Um vier Uhr in der Früh erreichten wir Esfahan. Die endlos lange Nachtfahrt war nur einmal für eine Essenspause unterbrochen worden. Wir hatten bei der Gelegenheit über den Lastwagenverkehr gestaunt. Eine ununterbrochene Lichterkette hatte sich in beide Richtungen bewegt. Wahrscheinlich hatten wir im Bus darum wenig davon gemerkt, weil wir genug mit uns selbst zu tun hatten. Ständig waren wir damit beschäftigt, die Sitzposition zu verändern. Im an sich supermodernen Bus hatten die Sitze eine Form, dass wir meinten, es würde sich uns ein konvex geformtes Brett entgegenstemmen. Kaum glaubten wir, nun einigermassen bequem zu sitzen, begann schon wieder ein anderer Teil des Rückens zu schmerzen. Längere Zeit zu schlafen gelang uns beiden jedenfalls nicht. Wir waren uns nach der strapaziösen Busfahrt einig, fortan für grosse Strecken das inneriranische Flugnetz zu nutzen.

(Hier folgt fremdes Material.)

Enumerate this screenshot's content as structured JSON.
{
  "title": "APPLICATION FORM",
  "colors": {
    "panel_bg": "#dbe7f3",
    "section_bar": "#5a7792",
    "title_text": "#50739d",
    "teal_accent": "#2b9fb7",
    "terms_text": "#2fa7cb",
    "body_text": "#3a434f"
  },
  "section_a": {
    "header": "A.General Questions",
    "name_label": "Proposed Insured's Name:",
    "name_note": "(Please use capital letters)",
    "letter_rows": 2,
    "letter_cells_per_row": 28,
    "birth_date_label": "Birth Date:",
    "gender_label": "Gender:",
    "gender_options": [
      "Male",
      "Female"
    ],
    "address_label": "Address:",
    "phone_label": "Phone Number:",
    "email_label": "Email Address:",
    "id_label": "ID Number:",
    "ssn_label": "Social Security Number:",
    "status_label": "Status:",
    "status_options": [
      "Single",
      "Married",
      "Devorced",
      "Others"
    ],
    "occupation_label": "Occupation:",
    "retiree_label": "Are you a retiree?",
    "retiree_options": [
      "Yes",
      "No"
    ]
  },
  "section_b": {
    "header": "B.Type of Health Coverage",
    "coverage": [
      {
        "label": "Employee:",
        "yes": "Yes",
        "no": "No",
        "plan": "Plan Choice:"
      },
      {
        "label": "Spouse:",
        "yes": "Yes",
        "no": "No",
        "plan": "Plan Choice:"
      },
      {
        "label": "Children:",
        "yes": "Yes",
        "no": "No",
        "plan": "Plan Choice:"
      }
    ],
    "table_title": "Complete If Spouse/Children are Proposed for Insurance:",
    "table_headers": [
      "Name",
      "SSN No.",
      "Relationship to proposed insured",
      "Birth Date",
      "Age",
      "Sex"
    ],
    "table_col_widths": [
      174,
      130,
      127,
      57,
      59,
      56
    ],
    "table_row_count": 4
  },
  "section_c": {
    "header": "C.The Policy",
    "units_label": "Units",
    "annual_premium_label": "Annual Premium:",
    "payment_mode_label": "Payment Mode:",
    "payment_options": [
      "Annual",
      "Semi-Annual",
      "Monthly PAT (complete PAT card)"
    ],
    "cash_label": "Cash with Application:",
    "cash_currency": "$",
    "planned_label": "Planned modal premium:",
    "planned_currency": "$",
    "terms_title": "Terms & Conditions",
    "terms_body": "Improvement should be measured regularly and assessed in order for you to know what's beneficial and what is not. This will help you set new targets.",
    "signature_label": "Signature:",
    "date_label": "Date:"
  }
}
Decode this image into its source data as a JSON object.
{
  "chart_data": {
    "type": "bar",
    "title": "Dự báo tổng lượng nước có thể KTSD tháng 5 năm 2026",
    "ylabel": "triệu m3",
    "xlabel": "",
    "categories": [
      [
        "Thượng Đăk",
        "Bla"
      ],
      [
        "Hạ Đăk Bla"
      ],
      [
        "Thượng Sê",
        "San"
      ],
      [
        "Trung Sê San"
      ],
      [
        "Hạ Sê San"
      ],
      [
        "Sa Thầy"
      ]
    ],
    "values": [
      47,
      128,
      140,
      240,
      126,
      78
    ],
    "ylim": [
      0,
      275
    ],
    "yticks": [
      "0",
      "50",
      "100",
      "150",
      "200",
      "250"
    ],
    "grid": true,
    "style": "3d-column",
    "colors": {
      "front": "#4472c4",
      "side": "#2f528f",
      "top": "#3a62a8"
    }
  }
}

Leute, die mit einem Nachtbus reisen, sollten am Zielort ein Hotelzimmer reserviert haben. Sonst stehen sie, ähnlich wie wir, morgens um vier Uhr beim Bus-Terminal, mehr als 10 Kilometer ausserhalb des Stadtzentrums, und wissen nur, dass sie ein Hotelzimmer brauchen. Auch mit einem hilfreichen Taxifahrer kann es eine Weile dauern, bis sich irgendwo eine Hoteltüre öffnet bzw. ein freies Zimmer findet. Wir wurden nach rasender Fahrt in die Innenstadt von einem Hotel zum nächsten gefahren. Vorerst ohne Erfolg. Entweder war alles belegt oder auf die Nachtklingel antwortete niemand. Den vierten Versuch machten wir beim Amir Kabir Hostel. Der war immerhin soweit erfolgreich, dass uns der Nachtportier aufnahm, obwohl auch er kein Zimmer frei hatte. Wir könnten uns, meinte er, im Innenhof improvisiert einrichten; gegen Mittag würden wir sicher ein Zimmer kriegen. Das war besser, als noch weiter in der Stadt herumzukurven.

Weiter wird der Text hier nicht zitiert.